When most people deploy an Open vSwitch configuration for virtual networking using the NORMAL rule, that is, using L2 learning, they do not think about configuring the size of the Forwarding DataBase (FDB).
When hardware-based switches are used, the FDB size is generally rather large and the large FDB size is a key selling point. However for Open vSwitch, the default FDB value is rather small, for example, in version 2.9 and earlier it is only 2K entries. Starting with version 2.10 the FDB size was increased to 8K entries. Note that for Open vSwitch, each bridge has its own FDB table for which the size is individually configurable.
This blog explains the effects of configuring too small an FDB table, how to identify which bridge is suffering from too small an FDB table, and how to configure the FDB table size appropriately.
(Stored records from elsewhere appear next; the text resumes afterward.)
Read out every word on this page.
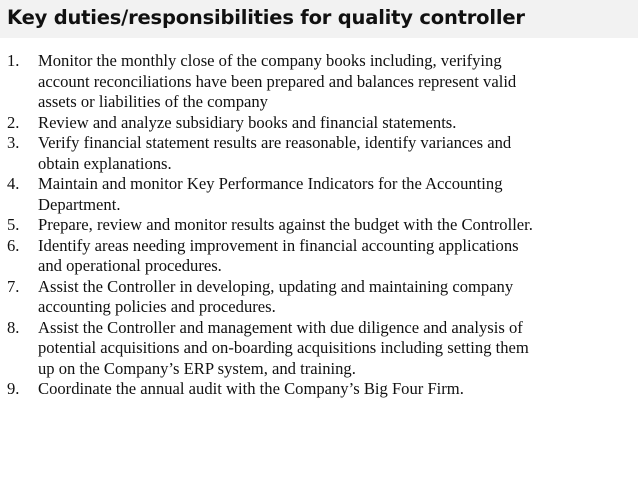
Key duties/responsibilities for quality controller
1. Monitor the monthly close of the company books including, verifying
account reconciliations have been prepared and balances represent valid
assets or liabilities of the company
2. Review and analyze subsidiary books and financial statements.
3. Verify financial statement results are reasonable, identify variances and
obtain explanations.
4. Maintain and monitor Key Performance Indicators for the Accounting
Department.
5. Prepare, review and monitor results against the budget with the Controller.
6. Identify areas needing improvement in financial accounting applications
and operational procedures.
7. Assist the Controller in developing, updating and maintaining company
accounting policies and procedures.
8. Assist the Controller and management with due diligence and analysis of
potential acquisitions and on-boarding acquisitions including setting them
up on the Company’s ERP system, and training.
9. Coordinate the annual audit with the Company’s Big Four Firm.
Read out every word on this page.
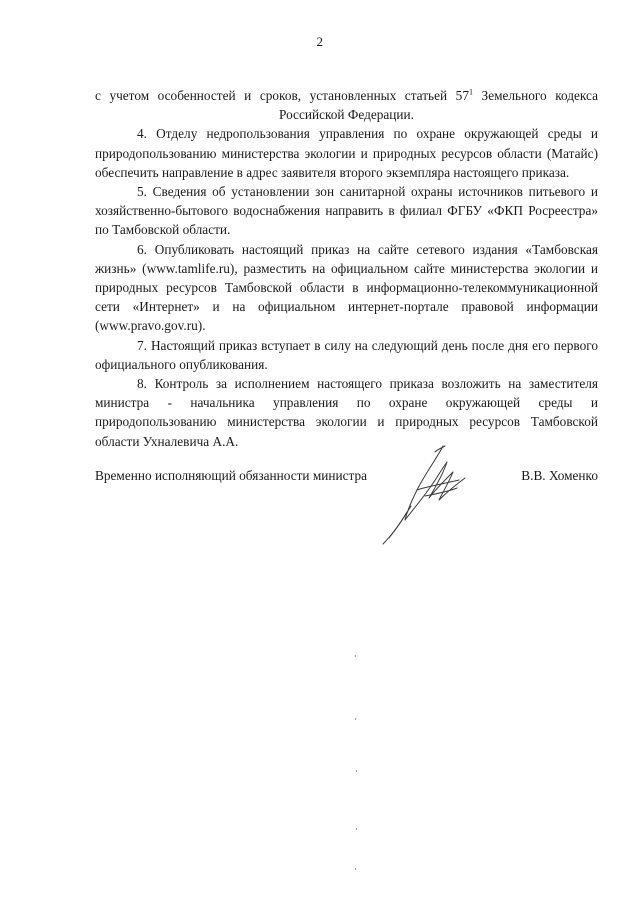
2

с учетом особенностей и сроков, установленных статьей $57^1$ Земельного кодекса Российской Федерации.

4. Отделу недропользования управления по охране окружающей среды и природопользованию министерства экологии и природных ресурсов области (Матайс) обеспечить направление в адрес заявителя второго экземпляра настоящего приказа.

5. Сведения об установлении зон санитарной охраны источников питьевого и хозяйственно-бытового водоснабжения направить в филиал ФГБУ «ФКП Росреестра» по Тамбовской области.

6. Опубликовать настоящий приказ на сайте сетевого издания «Тамбовская жизнь» (www.tamlife.ru), разместить на официальном сайте министерства экологии и природных ресурсов Тамбовской области в информационно-телекоммуникационной сети «Интернет» и на официальном интернет-портале правовой информации (www.pravo.gov.ru).

7. Настоящий приказ вступает в силу на следующий день после дня его первого официального опубликования.

8. Контроль за исполнением настоящего приказа возложить на заместителя министра - начальника управления по охране окружающей среды и природопользованию министерства экологии и природных ресурсов Тамбовской области Ухналевича А.А.

Временно исполняющий обязанности министра	В.В. Хоменко
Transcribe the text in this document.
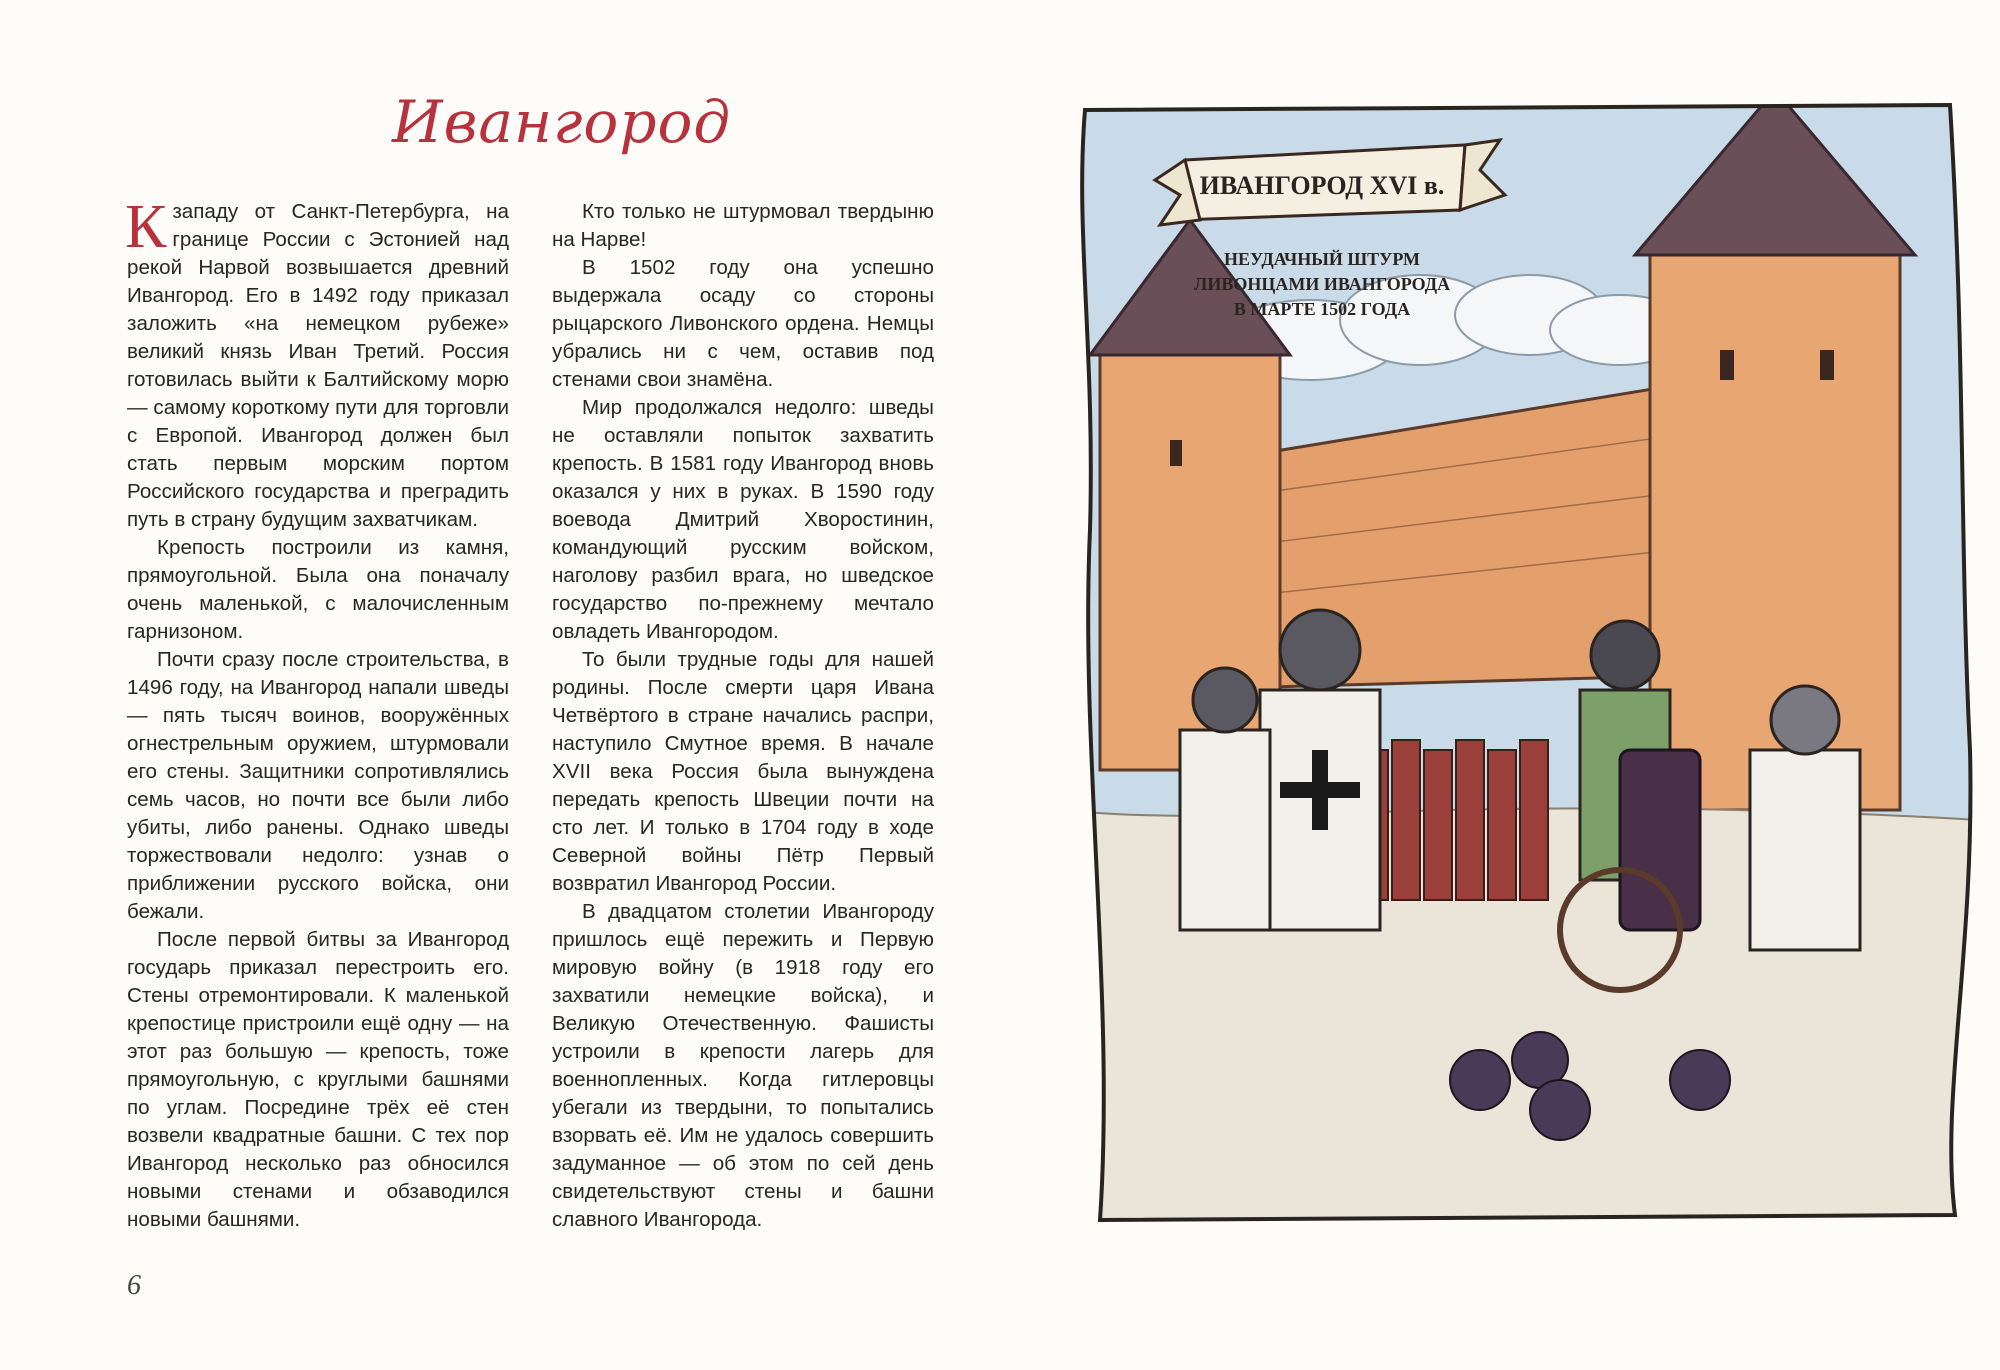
Ивангород

Кзападу от Санкт-Петербурга, на границе России с Эстонией над рекой Нарвой возвышается древний Ивангород. Его в 1492 году приказал заложить «на немецком рубеже» великий князь Иван Третий. Россия готовилась выйти к Балтийскому морю — самому короткому пути для торговли с Европой. Ивангород должен был стать первым морским портом Российского государства и преградить путь в страну будущим захватчикам.

Крепость построили из камня, прямоугольной. Была она поначалу очень маленькой, с малочисленным гарнизоном.

Почти сразу после строительства, в 1496 году, на Ивангород напали шведы — пять тысяч воинов, вооружённых огнестрельным оружием, штурмовали его стены. Защитники сопротивлялись семь часов, но почти все были либо убиты, либо ранены. Однако шведы торжествовали недолго: узнав о приближении русского войска, они бежали.

После первой битвы за Ивангород государь приказал перестроить его. Стены отремонтировали. К маленькой крепостице пристроили ещё одну — на этот раз большую — крепость, тоже прямоугольную, с круглыми башнями по углам. Посредине трёх её стен возвели квадратные башни. С тех пор Ивангород несколько раз обносился новыми стенами и обзаводился новыми башнями.

Кто только не штурмовал твердыню на Нарве!

В 1502 году она успешно выдержала осаду со стороны рыцарского Ливонского ордена. Немцы убрались ни с чем, оставив под стенами свои знамёна.

Мир продолжался недолго: шведы не оставляли попыток захватить крепость. В 1581 году Ивангород вновь оказался у них в руках. В 1590 году воевода Дмитрий Хворостинин, командующий русским войском, наголову разбил врага, но шведское государство по-прежнему мечтало овладеть Ивангородом.

То были трудные годы для нашей родины. После смерти царя Ивана Четвёртого в стране начались распри, наступило Смутное время. В начале XVII века Россия была вынуждена передать крепость Швеции почти на сто лет. И только в 1704 году в ходе Северной войны Пётр Первый возвратил Ивангород России.

В двадцатом столетии Ивангороду пришлось ещё пережить и Первую мировую войну (в 1918 году его захватили немецкие войска), и Великую Отечественную. Фашисты устроили в крепости лагерь для военнопленных. Когда гитлеровцы убегали из твердыни, то попытались взорвать её. Им не удалось совершить задуманное — об этом по сей день свидетельствуют стены и башни славного Ивангорода.

6
ИВАНГОРОД XVI в.
НЕУДАЧНЫЙ ШТУРМ
ЛИВОНЦАМИ ИВАНГОРОДА
В МАРТЕ 1502 ГОДА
Effects of too small an FDB table
When the FDB table is full and a new entry needs to be added, an older entry is removed to make room for the new one1. This is called FDB wrapping. If a packet is then received from the MAC address whose entry was removed, another entry is removed to make room, and the source MAC address of the packet will be re-added.
When more MAC addresses exist in the network than can be held in the configured FDB table size and all the MAC addresses are seen frequently, a lot of ping/ponging in the table can happen.
The more ping/ponging there is, the more CPU resources are needed to maintain the table. In addition, if traffic is received from evicted MAC addresses, the traffic is flooded out of all ports.
1 The algorithm for removing older entries in Open vSwitch is as follows. On the specific bridge, the port with the most FDB entries is found and the oldest entry is removed.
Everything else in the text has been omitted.